INDICTMENT AGAINST SRI LANKA: Genocide '83 The features of the planners of the contingent plan emerge from the nature of the plan... The features of the planners of the contingent plan emerge from the nature of the plan. - The planners were persons who had little regard for the opinion or the lives of the Tamil people.
- The planners were persons who were in a position to command considerable organisational resources.
- The planners were persons who were in a position to mobilise an existing strong arm net work at short notice.
- The planners were persons who were able to assure the goondas that no harm would befall them and that the army and the police would look the other way.

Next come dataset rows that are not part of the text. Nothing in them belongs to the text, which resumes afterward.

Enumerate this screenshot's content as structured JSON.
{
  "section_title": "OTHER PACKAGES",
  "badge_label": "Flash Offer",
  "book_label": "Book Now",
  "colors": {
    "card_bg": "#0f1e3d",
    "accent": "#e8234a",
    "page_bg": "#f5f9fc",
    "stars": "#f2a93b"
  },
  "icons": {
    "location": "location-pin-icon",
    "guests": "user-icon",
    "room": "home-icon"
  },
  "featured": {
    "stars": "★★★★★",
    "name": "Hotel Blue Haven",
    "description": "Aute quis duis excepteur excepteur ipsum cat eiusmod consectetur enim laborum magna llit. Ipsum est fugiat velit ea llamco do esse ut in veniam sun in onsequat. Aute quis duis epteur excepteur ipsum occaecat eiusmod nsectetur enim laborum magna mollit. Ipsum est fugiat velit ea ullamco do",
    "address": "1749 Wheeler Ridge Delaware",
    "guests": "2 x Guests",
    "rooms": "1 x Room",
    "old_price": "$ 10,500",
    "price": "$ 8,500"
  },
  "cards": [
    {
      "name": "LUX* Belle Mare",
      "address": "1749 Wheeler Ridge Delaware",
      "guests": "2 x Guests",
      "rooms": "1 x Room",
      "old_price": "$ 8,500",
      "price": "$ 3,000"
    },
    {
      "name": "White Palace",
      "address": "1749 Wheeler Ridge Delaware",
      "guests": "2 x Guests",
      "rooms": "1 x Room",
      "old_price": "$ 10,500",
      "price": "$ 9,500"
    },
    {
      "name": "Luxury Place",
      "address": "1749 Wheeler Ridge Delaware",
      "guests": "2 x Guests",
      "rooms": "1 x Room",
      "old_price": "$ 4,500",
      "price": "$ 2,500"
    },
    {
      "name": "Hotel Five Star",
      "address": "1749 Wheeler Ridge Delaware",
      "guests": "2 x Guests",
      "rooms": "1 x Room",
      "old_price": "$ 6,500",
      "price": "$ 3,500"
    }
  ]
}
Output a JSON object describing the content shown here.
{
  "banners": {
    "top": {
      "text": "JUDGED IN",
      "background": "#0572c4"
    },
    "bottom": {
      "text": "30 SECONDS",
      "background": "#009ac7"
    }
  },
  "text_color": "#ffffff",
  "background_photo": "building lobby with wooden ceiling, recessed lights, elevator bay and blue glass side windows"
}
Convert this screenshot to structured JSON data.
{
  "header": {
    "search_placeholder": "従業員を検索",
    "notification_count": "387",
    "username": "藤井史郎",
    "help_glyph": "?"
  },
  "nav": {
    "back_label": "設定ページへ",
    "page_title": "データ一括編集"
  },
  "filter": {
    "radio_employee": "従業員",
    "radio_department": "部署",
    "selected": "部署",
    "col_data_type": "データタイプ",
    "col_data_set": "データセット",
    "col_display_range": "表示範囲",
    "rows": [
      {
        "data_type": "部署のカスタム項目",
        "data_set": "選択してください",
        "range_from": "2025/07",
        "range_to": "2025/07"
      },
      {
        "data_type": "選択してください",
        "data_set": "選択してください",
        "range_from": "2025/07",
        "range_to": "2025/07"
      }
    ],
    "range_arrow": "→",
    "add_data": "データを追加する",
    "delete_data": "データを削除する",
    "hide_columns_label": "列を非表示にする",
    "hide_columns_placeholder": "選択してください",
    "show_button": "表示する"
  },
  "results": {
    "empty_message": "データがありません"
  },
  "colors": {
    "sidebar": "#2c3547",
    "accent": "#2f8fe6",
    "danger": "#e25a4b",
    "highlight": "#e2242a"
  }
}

- The planners were persons who occupied positions of power which rendered such assurances credible.
- The planners were humans, if such they were, who were in a position to influence and direct the police and the army to look the other way and ensure that such directions were not countermanded.
- The planners were persons who were secure in the knowledge that they themselves would be safe after the event - that the thousands who implemented the plan would not and could not 'tell on them'.
- The planners were persons who were secure in the knowledge that there would be no investigation by the government - because the planners themselves were persons who were in a position to direct and influence government action.
Cabinet Minister S. Thondaman (who continued to serve in the Sri Lanka government) remarked in an interview in the Illustrated Weekly of India on 18 December 1983: ''We all know who these people are. I am not naming them right now... How can any action be taken against them? They are important people. They are part of this government, just as I am. Behind all this are our own people... We all know them.''
And Professor Wilson writing in 'Break up of Sri Lanka' quotes a letter written to him by George Immerwahr, a United Nations civil servant and a US citizen who had worked in Sri Lanka in the late 1950s. The letter dated 13 February 1985 said: " .. the most shattering report came from a friend who was a civil servant; he told me that he had helped plan the riots at the orders of his superiors. When I heard him say this, I was so shocked I told him I simply couldn't believe him, but he insisted he was telling the truth, and in fact he justified the Government's decision to stage the riots. When I heard this, I telephoned an official in our own State Department, and while he declined to discuss the matter, I got the impression that he already knew from our embassy in Colombo what I was telling him."